3. Au second livre, c’est une fable ridicule et extravagante que celle de la philocalie et de la philosophie qui sont sœurs et nées d’un même père[4]. En effet, ou ce qu’on nomme philocalie ne s’entend que de pures bagatelles ; elle n’est, dès lors, en aucune façon sœur de la philosophie ; ou bien si ce mot a quelque valeur parce qu’il signifie traduit en latin « l’amour du beau, » et qu’il y a une vraie et suprême beauté dans la sagesse, la philocalie et la philosophie ne sont dans la sphère incorporelle et supérieure qu’une seule et même chose ; elles ne peuvent donc aucunement être deux sœurs.

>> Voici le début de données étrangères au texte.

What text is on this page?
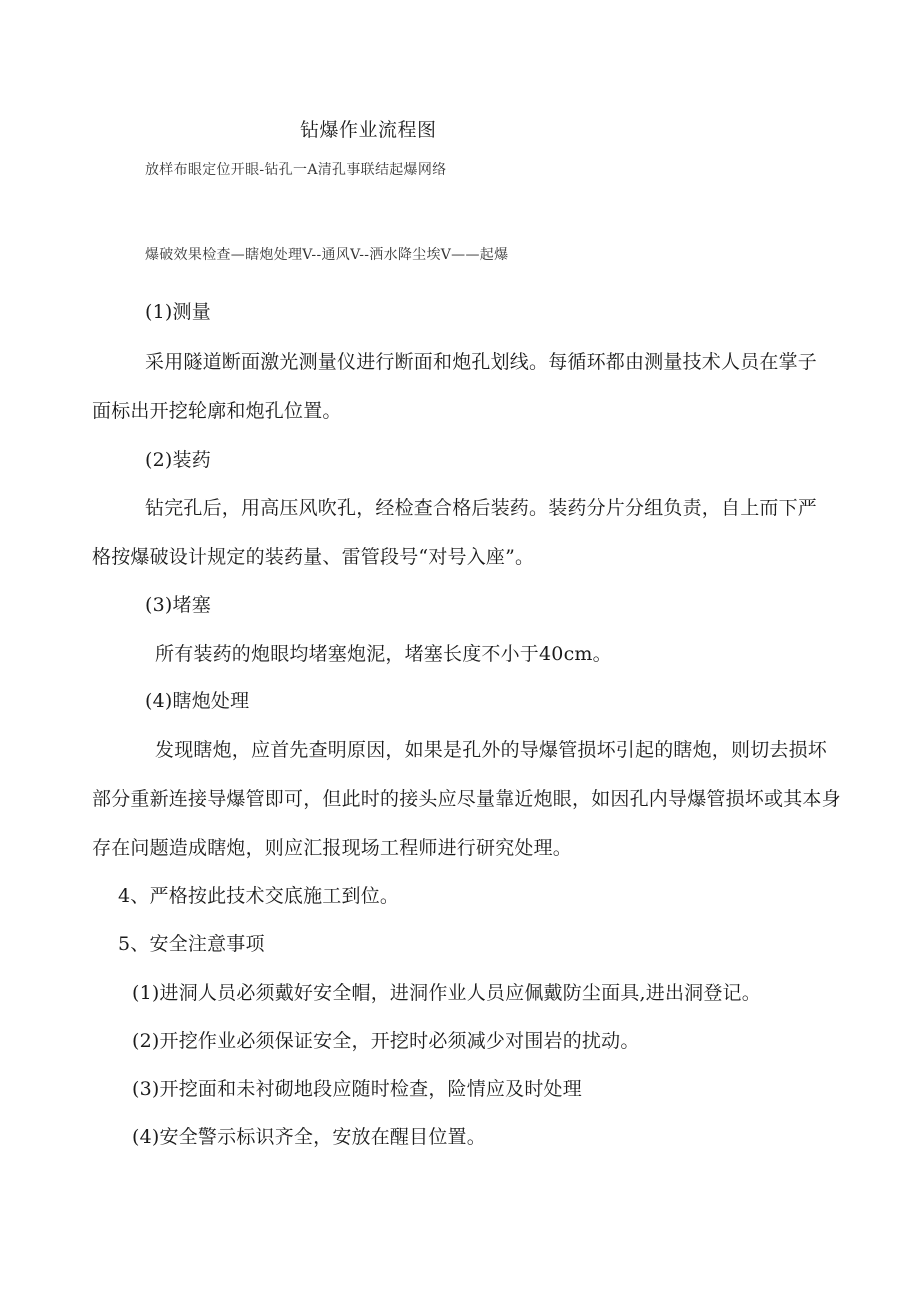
钻爆作业流程图
放样布眼定位开眼-钻孔一A清孔事联结起爆网络
爆破效果检查—瞎炮处理V--通风V--洒水降尘埃V——起爆
(1)测量
采用隧道断面激光测量仪进行断面和炮孔划线。每循环都由测量技术人员在掌子
面标出开挖轮廓和炮孔位置。
(2)装药
钻完孔后，用高压风吹孔，经检查合格后装药。装药分片分组负责，自上而下严
格按爆破设计规定的装药量、雷管段号“对号入座”。
(3)堵塞
所有装药的炮眼均堵塞炮泥，堵塞长度不小于40cm。
(4)瞎炮处理
发现瞎炮，应首先查明原因，如果是孔外的导爆管损坏引起的瞎炮，则切去损坏
部分重新连接导爆管即可，但此时的接头应尽量靠近炮眼，如因孔内导爆管损坏或其本身
存在问题造成瞎炮，则应汇报现场工程师进行研究处理。
4、严格按此技术交底施工到位。
5、安全注意事项
(1)进洞人员必须戴好安全帽，进洞作业人员应佩戴防尘面具,进出洞登记。
(2)开挖作业必须保证安全，开挖时必须减少对围岩的扰动。
(3)开挖面和未衬砌地段应随时检查，险情应及时处理
(4)安全警示标识齐全，安放在醒目位置。
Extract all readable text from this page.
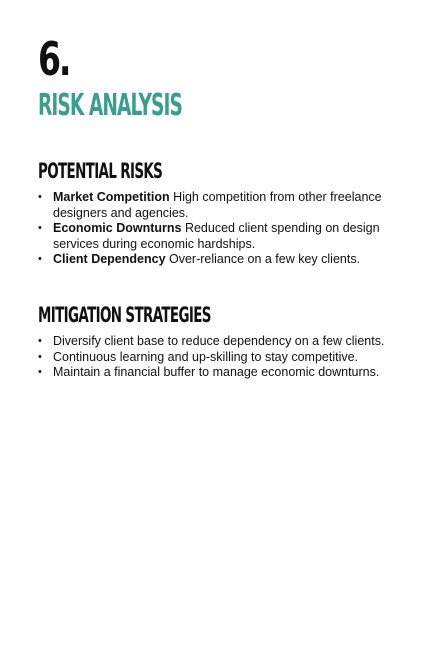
6.
RISK ANALYSIS
POTENTIAL RISKS
• Market Competition High competition from other freelance designers and agencies.
• Economic Downturns Reduced client spending on design services during economic hardships.
• Client Dependency Over-reliance on a few key clients.
MITIGATION STRATEGIES
• Diversify client base to reduce dependency on a few clients.
• Continuous learning and up-skilling to stay competitive.
• Maintain a financial buffer to manage economic downturns.
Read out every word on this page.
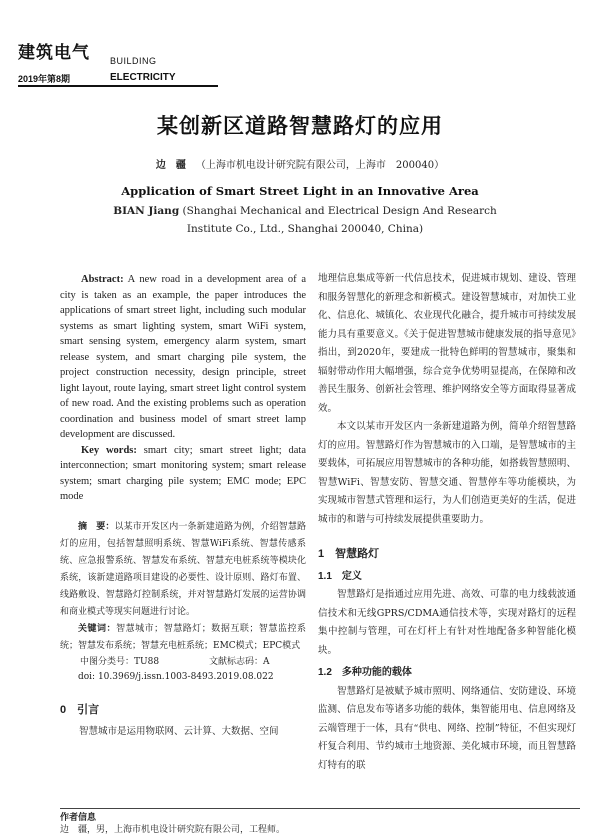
建筑电气 BUILDING
2019年第8期	ELECTRICITY
某创新区道路智慧路灯的应用
边　疆 （上海市机电设计研究院有限公司，上海市　200040）
Application of Smart Street Light in an Innovative Area
BIAN Jiang (Shanghai Mechanical and Electrical Design And Research Institute Co., Ltd., Shanghai 200040, China)

Abstract: A new road in a development area of a city is taken as an example, the paper introduces the applications of smart street light, including such modular systems as smart lighting system, smart WiFi system, smart sensing system, emergency alarm system, smart release system, and smart charging pile system, the project construction necessity, design principle, street light layout, route laying, smart street light control system of new road. And the existing problems such as operation coordination and business model of smart street lamp development are discussed.

Key words: smart city; smart street light; data interconnection; smart monitoring system; smart release system; smart charging pile system; EMC mode; EPC mode

摘　要：以某市开发区内一条新建道路为例，介绍智慧路灯的应用，包括智慧照明系统、智慧WiFi系统、智慧传感系统、应急报警系统、智慧发布系统、智慧充电桩系统等模块化系统，该新建道路项目建设的必要性、设计原则、路灯布置、线路敷设、智慧路灯控制系统，并对智慧路灯发展的运营协调和商业模式等现实问题进行讨论。

关键词：智慧城市；智慧路灯；数据互联；智慧监控系统；智慧发布系统；智慧充电桩系统；EMC模式；EPC模式

中图分类号：TU88	文献标志码：A
doi: 10.3969/j.issn.1003-8493.2019.08.022

0　引言

智慧城市是运用物联网、云计算、大数据、空间

地理信息集成等新一代信息技术，促进城市规划、建设、管理和服务智慧化的新理念和新模式。建设智慧城市，对加快工业化、信息化、城镇化、农业现代化融合，提升城市可持续发展能力具有重要意义。《关于促进智慧城市健康发展的指导意见》指出，到2020年，要建成一批特色鲜明的智慧城市，聚集和辐射带动作用大幅增强，综合竞争优势明显提高，在保障和改善民生服务、创新社会管理、维护网络安全等方面取得显著成效。

本文以某市开发区内一条新建道路为例，简单介绍智慧路灯的应用。智慧路灯作为智慧城市的入口端，是智慧城市的主要载体，可拓展应用智慧城市的各种功能，如搭载智慧照明、智慧WiFi、智慧安防、智慧交通、智慧停车等功能模块，为实现城市智慧式管理和运行，为人们创造更美好的生活，促进城市的和谐与可持续发展提供重要助力。

1　智慧路灯

1.1　定义

智慧路灯是指通过应用先进、高效、可靠的电力线载波通信技术和无线GPRS/CDMA通信技术等，实现对路灯的远程集中控制与管理，可在灯杆上有针对性地配备多种智能化模块。

1.2　多种功能的载体

智慧路灯是被赋予城市照明、网络通信、安防建设、环境监测、信息发布等诸多功能的载体，集智能用电、信息网络及云端管理于一体，具有“供电、网络、控制”特征，不但实现灯杆复合利用、节约城市土地资源、美化城市环境，而且智慧路灯特有的联

作者信息
边　疆，男，上海市机电设计研究院有限公司，工程师。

Ailleurs, en traitant de l’âme, j’ai avancé « qu’elle doit retourner plus sûrement dans le ciel[5]. » Plus sûrement aussi aurais-je dû dire qu’elle doit aller plutôt que retourner ; et cela à cause de ceux qui pensent que les âmes humaines tombées on chassées du ciel par suite de leurs péchés, sont précipitées dans ces corps[6]. Mais je n’ai pas hésité à dire au ciel, comme si j’eusse dit à Dieu qui en est l’auteur et le créateur ; de même que saint Cyprien n’a pas balancé à écrire : « Notre corps étant de la terre et notre âme venant du ciel, nous sommes nous-mêmes terre et ciel[7]. » Aussi est-il écrit dans l’Ecclésiaste : « L’esprit retourne à Dieu qui l’a donné[8]. » Ce qui se doit entendre sans déroger à la parole de l’Apôtre : « Ceux qui ne sont pas encore nés n’ont rien « fait de bien ni de mal[9]. » Donc il ne peut y avoir de doute : Dieu lui-même est une certaine région originelle de la béatitude de l’âme ; Dieu qui l’a, non pas engendrée de lui-même, mais formée de rien comme il a formé le corps de terre. Quant à ce qui regarde l’origine de l’âme et la manière dont elle se trouve dans le corps, vient-elle de celui qui le premier a été créé et fait âme vivante ; en est-il créé une pour chaque homme ? Je l’ignorais alors et je ne le sais point encore aujourd’hui.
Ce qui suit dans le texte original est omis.